Since 2000, scientists have discovered only a few other vents like Lost City, and none that rival the size of the original. During this expedition, Butterfield and his team will search for more vent fields like Lost City— alkaline vents created by serpentinization. Finding them is imperative to science, as their chemical makeup is suspected to be closest to the conditions that facilitated life’s origin on our planet. The microbes living in these depths may provide insight into the circumstances that facilitated the beginning of life on Earth—and possibly other planets.
Lost and Found: Finding Life’s Origins in Lost City Vents
While the exact origins of life on Earth are unknown, the process necessitates two things: organic molecules and a stable environment to preserve them. The chemical process that creates Lost City-style vents meets both requirements. It takes place in oceanic core complexes—areas of the seafloor where mantle rock meets the ocean through cracks and fissures in the earth’s crust. When mantle minerals are exposed to seawater, they undergo a chemical reaction known as “serpentinization”. This process creates the rock serpentinite, prized in jewelry and sculpture for its lustrous green color and scale-like patterning, along with other minerals and molecules. It also produces abundant hydrogen and methane, the simplest hydrocarbon, and highly alkaline waters that transform carbon dioxide in seawater to solid carbonate minerals.

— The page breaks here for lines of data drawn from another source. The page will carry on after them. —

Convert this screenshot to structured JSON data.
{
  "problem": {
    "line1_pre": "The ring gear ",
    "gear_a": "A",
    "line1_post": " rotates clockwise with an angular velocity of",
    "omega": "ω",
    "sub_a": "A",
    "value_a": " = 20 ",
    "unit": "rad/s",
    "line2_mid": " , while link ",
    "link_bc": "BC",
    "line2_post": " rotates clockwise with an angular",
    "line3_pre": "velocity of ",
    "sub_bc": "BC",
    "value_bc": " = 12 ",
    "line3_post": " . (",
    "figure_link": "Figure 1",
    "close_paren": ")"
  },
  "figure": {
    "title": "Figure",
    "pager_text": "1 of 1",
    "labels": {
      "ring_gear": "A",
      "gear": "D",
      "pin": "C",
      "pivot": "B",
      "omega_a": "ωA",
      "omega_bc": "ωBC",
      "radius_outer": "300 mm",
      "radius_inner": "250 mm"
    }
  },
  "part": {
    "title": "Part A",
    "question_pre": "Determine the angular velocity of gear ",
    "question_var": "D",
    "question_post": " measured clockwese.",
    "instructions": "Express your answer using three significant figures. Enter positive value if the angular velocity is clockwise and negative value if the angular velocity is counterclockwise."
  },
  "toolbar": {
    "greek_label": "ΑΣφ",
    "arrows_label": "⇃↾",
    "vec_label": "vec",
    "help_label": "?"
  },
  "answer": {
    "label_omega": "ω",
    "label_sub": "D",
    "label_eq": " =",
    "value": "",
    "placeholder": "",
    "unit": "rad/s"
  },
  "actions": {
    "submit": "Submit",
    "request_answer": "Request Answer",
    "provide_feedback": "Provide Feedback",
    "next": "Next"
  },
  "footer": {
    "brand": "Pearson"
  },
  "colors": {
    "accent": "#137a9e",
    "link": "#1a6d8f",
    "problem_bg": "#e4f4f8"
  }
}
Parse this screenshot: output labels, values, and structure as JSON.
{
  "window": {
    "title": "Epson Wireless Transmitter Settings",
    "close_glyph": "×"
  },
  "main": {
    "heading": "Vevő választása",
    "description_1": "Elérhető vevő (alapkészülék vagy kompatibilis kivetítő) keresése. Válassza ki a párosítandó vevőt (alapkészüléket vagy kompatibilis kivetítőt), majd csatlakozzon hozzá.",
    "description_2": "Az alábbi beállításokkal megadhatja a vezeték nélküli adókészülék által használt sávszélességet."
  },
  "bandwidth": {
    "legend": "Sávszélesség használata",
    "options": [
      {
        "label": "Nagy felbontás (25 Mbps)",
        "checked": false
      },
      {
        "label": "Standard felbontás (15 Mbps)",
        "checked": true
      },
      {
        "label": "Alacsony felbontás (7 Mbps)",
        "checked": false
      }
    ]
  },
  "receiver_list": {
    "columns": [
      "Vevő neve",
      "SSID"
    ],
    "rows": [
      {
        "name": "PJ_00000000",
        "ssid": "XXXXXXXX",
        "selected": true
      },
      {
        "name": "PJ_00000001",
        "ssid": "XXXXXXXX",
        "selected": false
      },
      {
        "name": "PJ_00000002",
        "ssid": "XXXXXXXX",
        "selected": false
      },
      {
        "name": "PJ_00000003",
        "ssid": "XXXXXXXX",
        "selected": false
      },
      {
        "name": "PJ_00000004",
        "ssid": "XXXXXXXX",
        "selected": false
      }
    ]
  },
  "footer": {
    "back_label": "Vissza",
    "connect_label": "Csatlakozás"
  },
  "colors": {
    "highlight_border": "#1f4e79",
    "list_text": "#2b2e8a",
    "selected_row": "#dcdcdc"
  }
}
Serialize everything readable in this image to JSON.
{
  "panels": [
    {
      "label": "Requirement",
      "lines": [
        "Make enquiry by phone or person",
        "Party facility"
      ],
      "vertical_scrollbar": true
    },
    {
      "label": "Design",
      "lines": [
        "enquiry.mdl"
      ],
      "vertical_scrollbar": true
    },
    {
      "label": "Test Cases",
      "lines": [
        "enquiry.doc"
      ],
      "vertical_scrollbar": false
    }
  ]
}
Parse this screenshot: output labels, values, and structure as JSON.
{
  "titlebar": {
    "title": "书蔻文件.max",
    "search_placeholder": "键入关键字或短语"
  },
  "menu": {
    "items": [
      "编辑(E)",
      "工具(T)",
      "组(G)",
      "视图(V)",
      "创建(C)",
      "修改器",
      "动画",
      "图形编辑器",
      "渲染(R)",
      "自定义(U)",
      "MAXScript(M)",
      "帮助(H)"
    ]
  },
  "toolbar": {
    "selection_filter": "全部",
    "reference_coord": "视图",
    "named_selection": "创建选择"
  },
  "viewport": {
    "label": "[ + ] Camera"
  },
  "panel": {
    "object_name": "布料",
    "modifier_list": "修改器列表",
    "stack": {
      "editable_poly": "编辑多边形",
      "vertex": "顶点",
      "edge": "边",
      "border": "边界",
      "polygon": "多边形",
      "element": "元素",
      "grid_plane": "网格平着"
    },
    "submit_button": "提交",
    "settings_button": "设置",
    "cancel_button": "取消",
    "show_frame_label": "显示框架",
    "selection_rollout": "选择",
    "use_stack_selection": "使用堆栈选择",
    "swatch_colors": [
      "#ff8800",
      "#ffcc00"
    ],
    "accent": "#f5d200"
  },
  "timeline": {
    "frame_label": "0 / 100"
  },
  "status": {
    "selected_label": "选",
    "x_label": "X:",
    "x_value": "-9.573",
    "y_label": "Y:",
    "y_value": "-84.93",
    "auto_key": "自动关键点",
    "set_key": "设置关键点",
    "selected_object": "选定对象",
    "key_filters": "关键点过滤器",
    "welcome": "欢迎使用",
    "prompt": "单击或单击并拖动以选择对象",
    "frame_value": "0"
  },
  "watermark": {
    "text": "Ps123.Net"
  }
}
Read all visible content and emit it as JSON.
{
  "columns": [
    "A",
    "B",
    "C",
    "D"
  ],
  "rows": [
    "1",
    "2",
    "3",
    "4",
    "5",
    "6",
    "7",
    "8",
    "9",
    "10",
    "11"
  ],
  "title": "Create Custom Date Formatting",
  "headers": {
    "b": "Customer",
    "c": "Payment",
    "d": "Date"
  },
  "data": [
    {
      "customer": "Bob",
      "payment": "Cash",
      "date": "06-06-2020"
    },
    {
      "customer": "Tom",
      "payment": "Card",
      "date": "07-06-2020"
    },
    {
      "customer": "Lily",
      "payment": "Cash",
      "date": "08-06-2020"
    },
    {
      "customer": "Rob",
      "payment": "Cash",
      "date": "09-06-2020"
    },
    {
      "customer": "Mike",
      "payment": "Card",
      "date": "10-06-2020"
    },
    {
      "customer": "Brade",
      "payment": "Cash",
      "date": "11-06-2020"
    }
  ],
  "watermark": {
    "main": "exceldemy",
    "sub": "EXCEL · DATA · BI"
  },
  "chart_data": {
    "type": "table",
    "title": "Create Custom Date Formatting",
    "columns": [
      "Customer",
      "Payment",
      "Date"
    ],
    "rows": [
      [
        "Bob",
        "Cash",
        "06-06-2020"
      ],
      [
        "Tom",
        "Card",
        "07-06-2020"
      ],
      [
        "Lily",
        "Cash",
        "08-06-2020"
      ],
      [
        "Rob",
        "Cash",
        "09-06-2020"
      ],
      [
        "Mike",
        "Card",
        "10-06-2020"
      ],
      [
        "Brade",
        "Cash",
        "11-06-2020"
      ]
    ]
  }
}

The chemical environment of alkaline vents is favorable to forming and preserving the organic chemical building blocks of life. Microbes, the first life on Earth, may have originated in conditions like those found in Lost City-style vents. Studying the microbes that utilize the hydrogen and methane at these vents may reveal clues about the origin of life on our planet. It may also provide insight into where to look for life on other ocean worlds in our solar system.
Seeking Another Lost City
Warm, alkaline vents like Lost City are harder to find than hot, ‘black smoker’ type vents because they don’t produce intense particle plumes that can be detected with optical sensors. However, they do produce plumes of hydrogen and methane. On this expedition, after mapping an oceanic core complex using Falkor (too)’s multibeam sonar, the team will use the ship’s CTD to find plumes and collect deep water samples to analyze on board. Two AUVs from MBARI outfitted with oxygen reduction potential sensors and magnetometers will produce super-high resolution seafloor maps and plume signals that point to source areas. Finally, the ROV SuBastian will use cameras to hunt for bright, white carbonate features on the dark rocky seafloor. The team will also utilize a newly developed in-situ methane laser absorption spectrometer integrated onto ROV SuBastian to help home in on venting sources and map how much methane is in the surrounding waters. Using these strategies, the team seeks to discover if this type of vent is truly rare or commonly found at oceanic core complexes.
The First Expedition
The expedition will be the first to test the capabilities of R/V Falkor (too). Ten new labs will finally have scientists to fill them and the gondola will be fired up to create its first seafloor maps. ROV SuBastian dives will once again be livestreamed to the public, allowing everyone onshore to engage with the science as it happens in real time. Joining the expedition will be SOI’s first Berth of Opportunity participant, Marc Fontanez Ortiz of Arizona State University, who will be working with the microbiology team and providing Spanish narration during ROV dives. The luck dragon finally returns as it aids scientists in their search for lost cities.